Senin, 06 Mei 2013

Bagaimana Perijinan Apotek(er) seharusnya..?

INILAH JAWABAN
MENGAPA “IZIN APOTEK” SUDAH TIDAK MEMILIKI DASAR HUKUM

Demikian banyaknya pertanyaan dan pernyataan dari kalangan tertentu yang masih menganggap bahwa izin apotek (SIA) dan izin praktik apoteker  (SIPA) adalah 2 (dua) entitas yang saling berdiri sendiri. Pandangan tersebut  akan cenderung mempertahankan penderian bahwa izin apotek akan tetap dipertahankan sampai dengan ada “Peraturan Baru” dari Kementerian Kesehatan yang menyatakan Kepmenkes 1332/MENKES/SK/V/2002 tentang Perubahan atas Peraturan Menteri Kesehatan No. 922/MENKES/PER/X/1992 tentang Ketentuan dan Tatacara Perizinan Apotek, dicabut dan dinyatakan tidak berlaku.
Tulisan ini hanya ingin menyampaikan bahwa Peraturan Terakhir/Terbaru yang telah menyatakan telah mencabut dan menyatakan tidak berlaku lagi atas Peraturan [“yang setara” berikut Ketentuan pelaksanaan di bawahnya] sebelumnya  adalah bersifat mengikat dan harus digunakan sebagai landasan hukum yang sah (berlaku) sejak diundangkannya (Peraturan Terakhir/Terbaru) tersebut. Tulisan ini akan mencoba mengurai mengurai kesimpangsiuran pandangan yang terkait  dengan Apotek, Izin Apotek, Apoteker dan Izin Praktik Apoteker; dan memberikan argumen yuridis bahwa “Surat Izin Apotek” yang diterbitkan sejak 01 September 2009 adalah tidak sah dan tidak memiliki dasar hukum

A.      PERSPEKTIF PERATURAN PERUNDANGAN
Pasal 63, PP51/2009 jelas menyatakan bahwa PP25/1980 tentang Perubahan atas PP26/1965 tentang “Apotek”, dicabut dan dinyatakan tidak berlaku. Artinya seluruh substansi naskah PP25/1980 sudah tidak memiliki kekuatan hukum yang mengikat lagi sejak 01 September 2009 saat mana PP51/2009 diundangkan.
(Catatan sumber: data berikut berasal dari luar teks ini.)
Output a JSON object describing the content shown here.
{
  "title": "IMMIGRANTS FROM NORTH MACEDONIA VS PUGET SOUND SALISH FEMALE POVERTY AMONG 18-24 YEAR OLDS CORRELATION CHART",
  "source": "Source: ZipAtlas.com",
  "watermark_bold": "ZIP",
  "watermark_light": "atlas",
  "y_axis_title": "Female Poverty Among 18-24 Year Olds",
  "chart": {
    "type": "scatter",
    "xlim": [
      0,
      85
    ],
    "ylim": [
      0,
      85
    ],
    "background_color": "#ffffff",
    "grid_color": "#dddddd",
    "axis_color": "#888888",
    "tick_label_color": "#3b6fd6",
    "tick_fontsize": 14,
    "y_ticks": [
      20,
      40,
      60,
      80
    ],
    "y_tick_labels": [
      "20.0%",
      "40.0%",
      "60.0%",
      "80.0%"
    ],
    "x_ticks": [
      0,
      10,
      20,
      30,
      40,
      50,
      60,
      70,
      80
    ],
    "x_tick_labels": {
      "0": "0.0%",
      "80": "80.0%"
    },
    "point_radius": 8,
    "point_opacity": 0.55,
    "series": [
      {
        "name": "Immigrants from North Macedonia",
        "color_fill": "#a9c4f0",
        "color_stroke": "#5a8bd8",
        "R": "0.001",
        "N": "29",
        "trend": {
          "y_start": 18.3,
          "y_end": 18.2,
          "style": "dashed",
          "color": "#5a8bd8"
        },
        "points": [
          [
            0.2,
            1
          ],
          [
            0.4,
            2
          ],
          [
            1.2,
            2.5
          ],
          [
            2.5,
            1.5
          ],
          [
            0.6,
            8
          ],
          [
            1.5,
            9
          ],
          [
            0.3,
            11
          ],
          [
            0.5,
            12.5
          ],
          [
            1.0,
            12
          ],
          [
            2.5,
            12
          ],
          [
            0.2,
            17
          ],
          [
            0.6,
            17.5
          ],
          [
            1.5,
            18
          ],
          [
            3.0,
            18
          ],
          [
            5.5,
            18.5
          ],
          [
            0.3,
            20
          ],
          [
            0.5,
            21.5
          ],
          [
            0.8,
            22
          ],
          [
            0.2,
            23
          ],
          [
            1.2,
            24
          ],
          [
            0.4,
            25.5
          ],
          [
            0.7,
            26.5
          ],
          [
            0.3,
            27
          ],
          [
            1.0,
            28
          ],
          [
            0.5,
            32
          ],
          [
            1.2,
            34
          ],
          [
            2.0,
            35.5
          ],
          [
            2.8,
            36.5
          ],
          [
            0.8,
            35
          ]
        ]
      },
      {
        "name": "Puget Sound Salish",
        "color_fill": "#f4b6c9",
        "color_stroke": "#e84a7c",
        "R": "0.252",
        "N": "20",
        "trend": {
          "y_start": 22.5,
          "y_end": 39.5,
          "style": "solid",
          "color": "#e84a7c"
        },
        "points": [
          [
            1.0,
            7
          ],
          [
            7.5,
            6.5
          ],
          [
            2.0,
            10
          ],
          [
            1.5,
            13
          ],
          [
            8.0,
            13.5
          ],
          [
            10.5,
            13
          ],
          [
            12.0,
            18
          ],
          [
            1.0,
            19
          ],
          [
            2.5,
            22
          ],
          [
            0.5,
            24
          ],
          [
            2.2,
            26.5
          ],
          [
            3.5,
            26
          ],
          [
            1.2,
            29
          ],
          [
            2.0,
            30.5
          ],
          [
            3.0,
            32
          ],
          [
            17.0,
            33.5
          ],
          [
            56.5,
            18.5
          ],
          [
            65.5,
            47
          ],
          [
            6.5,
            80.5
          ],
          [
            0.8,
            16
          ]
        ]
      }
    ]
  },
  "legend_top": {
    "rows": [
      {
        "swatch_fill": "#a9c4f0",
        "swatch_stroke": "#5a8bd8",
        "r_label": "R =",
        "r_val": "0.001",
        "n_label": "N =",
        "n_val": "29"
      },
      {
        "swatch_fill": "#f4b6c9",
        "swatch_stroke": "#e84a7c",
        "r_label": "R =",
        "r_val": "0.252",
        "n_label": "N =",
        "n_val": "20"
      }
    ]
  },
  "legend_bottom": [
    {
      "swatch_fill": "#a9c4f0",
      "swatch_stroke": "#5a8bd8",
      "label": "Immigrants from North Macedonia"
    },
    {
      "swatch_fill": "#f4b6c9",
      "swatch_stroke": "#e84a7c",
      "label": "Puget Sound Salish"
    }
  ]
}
1.       Runutan PP25/1980 yang dicabut
Pasal I. 1. Pasal 1 : Dalam Peraturan Pemerintah ini yang dimaksud dengan apotik adalah suatu tempat tertentu, tempat dilakukan pekerjaan kefarmasian dan penyaluran obat kepada masyarakat.

Adalah telah dicabut dinyatakan dicabut dan selanjutnya diberi pengertian baru oleh PP51/2009 menjadi :
1)  Pasal 1.13 : Apotek adalah sarana pelayanan kefarmasian tempat dilakukan praktik kefarmasian oleh Apoteker.
2)   Pasal 1.1 : Pekerjaan kefarmasian adalah pembuatan termasuk pengendalian mutu Sediaan Farmasi, pengamanan, penyediaan, penyimpanan dan pendistribusian atau penyaluran pbat, pengelolaan obat, pelayanan obat atas resep dokter, pelayanan informasi obat, serta pengembangan obat, bahan obat, obat tradisional dan kosmetika.

Pasal I.2. Pasal 2 : Tugas dan fungsi apotik adalah :
a.    Tempat pengabdian profesi seorang apoteker yang telah mengucapkan sumpah jabatan;
b. Sarana farmasi yang melaksanakan peracikan, pengubahan bentuk, pencampuran dan penyerahan obat atau bahan obat;
c. Sarana penyalur perbekalan farmasi yang harus menyebarkan obat yang diperlukan masyarakat secara meluas dan merata.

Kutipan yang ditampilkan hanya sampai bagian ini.